Nous tenons à rappeler que le SEW/OGB-L rejette la privatisation de la restauration scolaire pour trois raisons:
- nous sommes convaincu-e-s que seule une cantine scolaire publique peut s'insérer dans le cadre général des structures d'accueil, puisqu'elle doit constituer un pôle d'attraction pour l'ensemble de la population scolaire de l'établissement scolaire tout au long de la journée;
- nous réclamons pour nos membres et nos élèves le droit de prendre des repas sains dans un cadre agréable, protégé de l'influence d'intérêts financiers privés qui sont bien entendus friands d'un marché qui est en train de prendre de l'ampleur dans les écoles luxembourgeoises;
- la tendance de l'outsourcing avec comme corollaires d'une part la perte de contrôle des différentes entités et la dilution des responsabilités et d'autre part le statut précaire (contrats à temps partiel et durée déterminée) du personnel dans ce secteur ne mérite pas d'être soutenue mais au contraire combattue.

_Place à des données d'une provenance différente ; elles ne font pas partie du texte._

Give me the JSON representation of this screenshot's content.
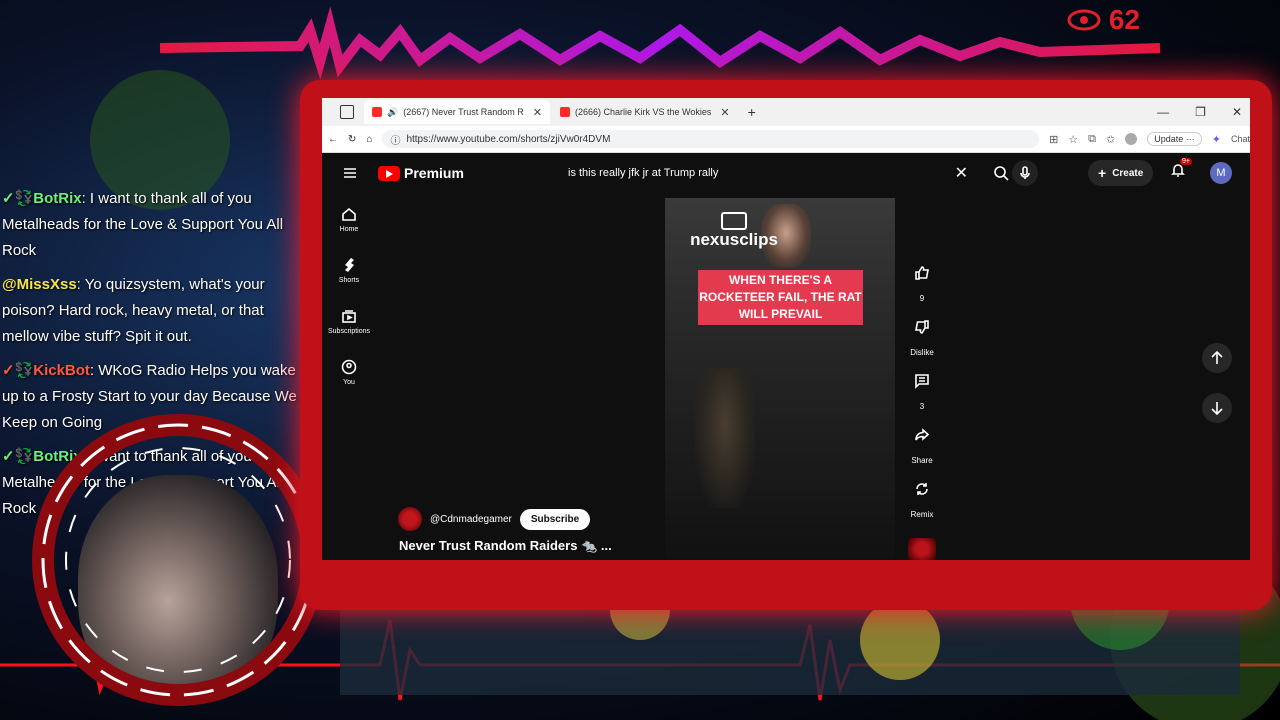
{
  "overlay": {
    "viewer_count": "62",
    "colors": {
      "accent_red": "#e0202a",
      "frame_red": "#c01018"
    }
  },
  "chat": [
    {
      "user": "✓💱BotRix",
      "text": ": I want to thank all of you Metalheads for the Love & Support You All Rock"
    },
    {
      "user": "@MissXss",
      "text": ": Yo quizsystem, what's your poison? Hard rock, heavy metal, or that mellow vibe stuff? Spit it out."
    },
    {
      "user": "✓💱KickBot",
      "text": ": WKoG Radio Helps you wake up to a Frosty Start to your day Because We Keep on Going"
    },
    {
      "user": "✓💱BotRix",
      "text": ": I want to thank all of you Metalheads for the Love & Support You All Rock"
    }
  ],
  "browser": {
    "tabs": [
      {
        "label": "(2667) Never Trust Random R",
        "active": true
      },
      {
        "label": "(2666) Charlie Kirk VS the Wokies",
        "active": false
      }
    ],
    "new_tab": "+",
    "url": "https://www.youtube.com/shorts/zjiVw0r4DVM",
    "update_label": "Update",
    "chat_label": "Chat"
  },
  "youtube": {
    "logo_text": "Premium",
    "search_value": "is this really jfk jr at Trump rally",
    "create_label": "Create",
    "notification_badge": "9+",
    "avatar_letter": "M",
    "sidebar": [
      {
        "label": "Home",
        "icon": "home-icon"
      },
      {
        "label": "Shorts",
        "icon": "shorts-icon"
      },
      {
        "label": "Subscriptions",
        "icon": "subscriptions-icon"
      },
      {
        "label": "You",
        "icon": "you-icon"
      }
    ],
    "short": {
      "watermark": "nexusclips",
      "caption": "WHEN THERE'S A ROCKETEER FAIL, THE RAT WILL PREVAIL",
      "channel": "@Cdnmadegamer",
      "subscribe_label": "Subscribe",
      "title": "Never Trust Random Raiders 🐀 ..."
    },
    "actions": {
      "likes": "9",
      "dislike_label": "Dislike",
      "comments": "3",
      "share_label": "Share",
      "remix_label": "Remix"
    }
  }
}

a) A côté d'un-e psychologue diplômé-e, le SPOS du nouveau lycée technique disposera d'un-e assistant-e social-e et d'un-e éducateur-trice gradué-e, comme cela a été fixé dans la loi concernant le plan national en faveur de l'emploi de janvier 1999. Or, lequel ou laquelle des deux coordonnera le travail des éducateurs-trices diplômé-e-s ? En effet, l'exposé des motifs indique à ce sujet: "(...) le travail [des éducateurs-trices diplômé-e-s] est coordonné par l'éducateur gradué ou l'assistant social en place ".
Voici encore une exemple flagrant du manque de précision de l'avant-projet !
Au-delà de cette imprécision, nous tenons à insister qu'il n'existe toujours pas de profil du poste de travail des éducateurs-trices gradué-e-s, prévu-e-s dans la loi PAN. L'Etat engage donc du personnel hautement qualifié sans avoir défini auparavant ni leur tâche, ni leurs responsabilités ! Une telle démarche n'est plus tolérable.
b) Pour les services éducatifs des différents lycées et lycées techniques publics, 100 éducateurs-trices diplômé-e-s seraient engagé-e-s par tranches annuelles de 20 unités. L'ampleur des engagements prévus souligne une nouvelle fois la nécessité de préciser d'abord le rôle de ce nouveau type de personnel dans l'enseignement postprimaire - dans le sens proposé ci-dessus par notre syndicat - et de faire des services éducatifs l'objet d'un projet de loi à part.
c) Ne risque-t-on pas d'avoir le même problème de recrutement déjà existant au niveau du recrutement de personnel éducatif au niveau du Centre Socio-Educatif de l'Etat à Dreiborn, pour ne citer qu'un exemple. Un service éducatif auprès des lycées techniques du pays devrait pouvoir recruter son personnel parmi des éducateurs-trices diplômé-es avec une certaine expérience professionnelle. Or, à l'état actuel des choses, l'éducaetur-trice diplômé-e ayant acquis-e son expérience professionnelle dans le secteur privé et dont cette expérience ne sera pas prise en compte pour le calcul de l'ancienneté de service ne sera guère attiré par les conditions de travail d'un tel service éducatif. Des dispositions spécifiques à ce sujet devraient être pr ises.